В предпоследний день ушедшего года мы с Наташей ехали из Рамота в Модиин и, пока ждали автобуса, увидели “отобус меадрин” – сегрегированный частный автобус, на котором катаются ультраортодоксы. Залезли в него, благо бесплатно, только в отличие от моей предыдущей поездки, в этот раз харедибус был переполнен. В незабитом харедибусе мужчины в чёрных шляпах ездят спереди, а женщины в тюрбанах сзади. Но когда автобус переполнен, все садятся вперемешку, единственное правило – на пару соседних сидений садятся люди одного пола. Наташа села рядом с какой-то девушкой, а я встал рядом в проходе. Оказалось, это проблема. Когда я стою в проходе, заходящие в автобус женщины не могут со мной разойтись так, чтобы не дотронуться до меня.

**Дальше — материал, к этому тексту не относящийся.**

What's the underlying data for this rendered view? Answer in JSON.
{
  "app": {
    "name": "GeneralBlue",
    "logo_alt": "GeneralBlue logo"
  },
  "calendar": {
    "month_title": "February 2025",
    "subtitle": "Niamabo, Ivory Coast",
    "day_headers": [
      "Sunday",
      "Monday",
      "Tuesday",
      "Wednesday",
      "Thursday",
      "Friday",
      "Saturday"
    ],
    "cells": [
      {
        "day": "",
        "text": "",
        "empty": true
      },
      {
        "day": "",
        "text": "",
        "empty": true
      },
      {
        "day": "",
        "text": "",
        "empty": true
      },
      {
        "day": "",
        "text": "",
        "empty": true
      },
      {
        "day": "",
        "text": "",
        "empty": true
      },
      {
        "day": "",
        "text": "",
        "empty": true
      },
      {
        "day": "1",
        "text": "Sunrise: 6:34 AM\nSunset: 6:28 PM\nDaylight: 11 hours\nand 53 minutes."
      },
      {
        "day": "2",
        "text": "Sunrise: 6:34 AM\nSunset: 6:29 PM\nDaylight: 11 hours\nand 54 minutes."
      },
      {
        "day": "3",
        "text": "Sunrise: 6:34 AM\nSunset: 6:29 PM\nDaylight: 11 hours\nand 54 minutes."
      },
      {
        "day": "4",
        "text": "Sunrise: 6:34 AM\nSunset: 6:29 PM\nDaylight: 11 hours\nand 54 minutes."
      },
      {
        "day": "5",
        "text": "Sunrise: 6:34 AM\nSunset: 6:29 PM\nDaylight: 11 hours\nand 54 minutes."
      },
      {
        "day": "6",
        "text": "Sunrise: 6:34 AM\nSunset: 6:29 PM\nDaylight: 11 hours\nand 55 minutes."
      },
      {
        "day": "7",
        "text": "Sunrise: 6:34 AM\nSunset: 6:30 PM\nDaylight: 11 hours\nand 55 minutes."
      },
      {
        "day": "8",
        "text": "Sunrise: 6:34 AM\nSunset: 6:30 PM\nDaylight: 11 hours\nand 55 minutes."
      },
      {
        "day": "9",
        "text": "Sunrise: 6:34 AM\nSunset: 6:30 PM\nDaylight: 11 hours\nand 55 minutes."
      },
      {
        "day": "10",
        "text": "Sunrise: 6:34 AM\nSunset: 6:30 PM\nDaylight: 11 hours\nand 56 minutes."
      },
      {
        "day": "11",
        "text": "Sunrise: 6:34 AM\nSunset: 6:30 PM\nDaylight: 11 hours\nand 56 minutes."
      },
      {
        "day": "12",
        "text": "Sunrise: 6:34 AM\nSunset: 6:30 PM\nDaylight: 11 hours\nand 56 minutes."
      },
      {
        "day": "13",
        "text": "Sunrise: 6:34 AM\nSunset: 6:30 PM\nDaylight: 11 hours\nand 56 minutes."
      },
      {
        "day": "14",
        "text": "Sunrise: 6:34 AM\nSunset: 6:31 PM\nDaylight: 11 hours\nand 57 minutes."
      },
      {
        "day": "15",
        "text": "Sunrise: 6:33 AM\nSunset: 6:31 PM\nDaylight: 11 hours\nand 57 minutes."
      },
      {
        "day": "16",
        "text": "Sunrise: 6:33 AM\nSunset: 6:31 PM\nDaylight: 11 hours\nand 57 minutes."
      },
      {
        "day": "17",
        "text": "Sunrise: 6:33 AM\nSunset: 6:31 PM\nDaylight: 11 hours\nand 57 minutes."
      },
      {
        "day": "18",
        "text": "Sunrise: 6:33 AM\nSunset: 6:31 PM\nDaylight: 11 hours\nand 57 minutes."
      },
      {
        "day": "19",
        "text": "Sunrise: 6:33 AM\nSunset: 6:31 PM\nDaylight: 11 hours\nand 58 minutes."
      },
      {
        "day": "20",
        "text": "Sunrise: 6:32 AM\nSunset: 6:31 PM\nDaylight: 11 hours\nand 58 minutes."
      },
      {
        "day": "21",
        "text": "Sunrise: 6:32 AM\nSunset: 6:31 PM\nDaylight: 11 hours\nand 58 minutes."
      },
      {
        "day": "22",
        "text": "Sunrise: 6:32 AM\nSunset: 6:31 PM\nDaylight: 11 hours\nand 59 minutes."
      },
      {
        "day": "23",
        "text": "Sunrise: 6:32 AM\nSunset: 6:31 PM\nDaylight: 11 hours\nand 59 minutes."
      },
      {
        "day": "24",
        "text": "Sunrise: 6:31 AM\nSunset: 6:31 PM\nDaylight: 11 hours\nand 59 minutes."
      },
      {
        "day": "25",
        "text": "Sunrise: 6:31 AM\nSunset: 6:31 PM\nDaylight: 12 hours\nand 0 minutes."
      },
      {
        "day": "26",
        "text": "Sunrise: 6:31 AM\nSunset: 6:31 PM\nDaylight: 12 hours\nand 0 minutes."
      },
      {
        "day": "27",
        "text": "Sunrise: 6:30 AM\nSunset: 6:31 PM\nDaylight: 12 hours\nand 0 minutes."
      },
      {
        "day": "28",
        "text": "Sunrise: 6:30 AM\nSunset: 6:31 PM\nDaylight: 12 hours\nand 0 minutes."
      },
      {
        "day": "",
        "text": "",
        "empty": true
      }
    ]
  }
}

Пришлось мне сесть напротив. Передо мной сидел и говорил по телефону профессиональный сводник. Сводник рассказывал про нескольких юнош не то родителям невесты, не то её свахе, а одного – особенно нахваливал. Он серьёзный, ходит на занятия и даже вечером после шабата приходит заниматься один, и уже отверг трёх предложенных ему невест. Одну за внешний вид – нет, она, конечно, умна и он слушал её с интересом, но она слишком уж нехороша собой. Вторую – за несерьёзность намерений. Она слишком молода и сама не знает ещё, чего хочет. А третью – сводник не помнил, за что её юноша отверг. В общем, привередливый молодой человек. Но приятен наружностью, и за него готовы поручиться два рава! И у него тётя – сама Тартаковер (ну или Прилуцкер, или ещё какая-то такая фамилия). Очевидно, это должно было произвести впечатление на собеседника.

За спиной у Наташи и её соседки ехали две невоспитанные маленькие девочки, которые дрались между собой и заодно пинали кресло Наташиной соседки и швыряли в неё занавеску. На одной из остановок в харедибус зашёл несчастный солдат, сам был не рад, куда попал, ему хотелось спрятаться за свою винтовку. Кругом гомон, весь автобус обсуждает что-то, кто друг с другом, кто по телефону. Сводник нахваливает юношу, я угораю у него за спиной, Наташа пытается не смеяться в голос и отворачивается к окну, невоспитанные девочки орут друг на дружку на иврите: “Не бей меня!” – “А ты тоже меня не бей” – и продолжают драться, а вокруг – тускло-жёлтые горы и арабские деревни с минаретами.

И я вдруг вспомнил, что ещё год назад я сожалел, что работаю не в Тель-Авиве и езжу в Иерусалим по пробкам и горам, любуясь по пути колючей проволокой и гористой пустыней, что на запад от Модиина идёт чистая и комфортная железная дорога, там цивилизация, и на любой станции по пути можно купить чашку кофе и читать книги без тряски за столиком поезда, и только на восток надо добираться не пойми как. И за прошедший год я эту дорогу полюбил, и она стала родной, а на этом шоссе я стал замечать оливковые деревья в горах, и пустыня перестала казаться такой пустынной, и перекрёстки этой дороги стали приносить воспоминания – здесь я подобрал автостопщика и интересно поболтал, а здесь меня облаяла собака, а здесь можно выехать на секретное безлюдное шоссе, а здесь красивый вид с гор – и весь колорит этих мест стал не раздражать, а радовать, и харедибусы стали забавлять, и в них стало хотеться ездить просто ради впечатлений, и если когда мне придётся ездить от города на запад, я буду скучать по этому шоссе.

Так что это был год, за который я успел сжиться с этим безумным регионом. Теперь я его часть, а он – часть меня. Когда я в первый раз ехал по этой дороге из Модиина в Иерусалим, я думал, что к ней невозможно будет привыкнуть, словно я на другой планете. А теперь вдруг оказалось, что это моя планета. Хороший год был, я считаю!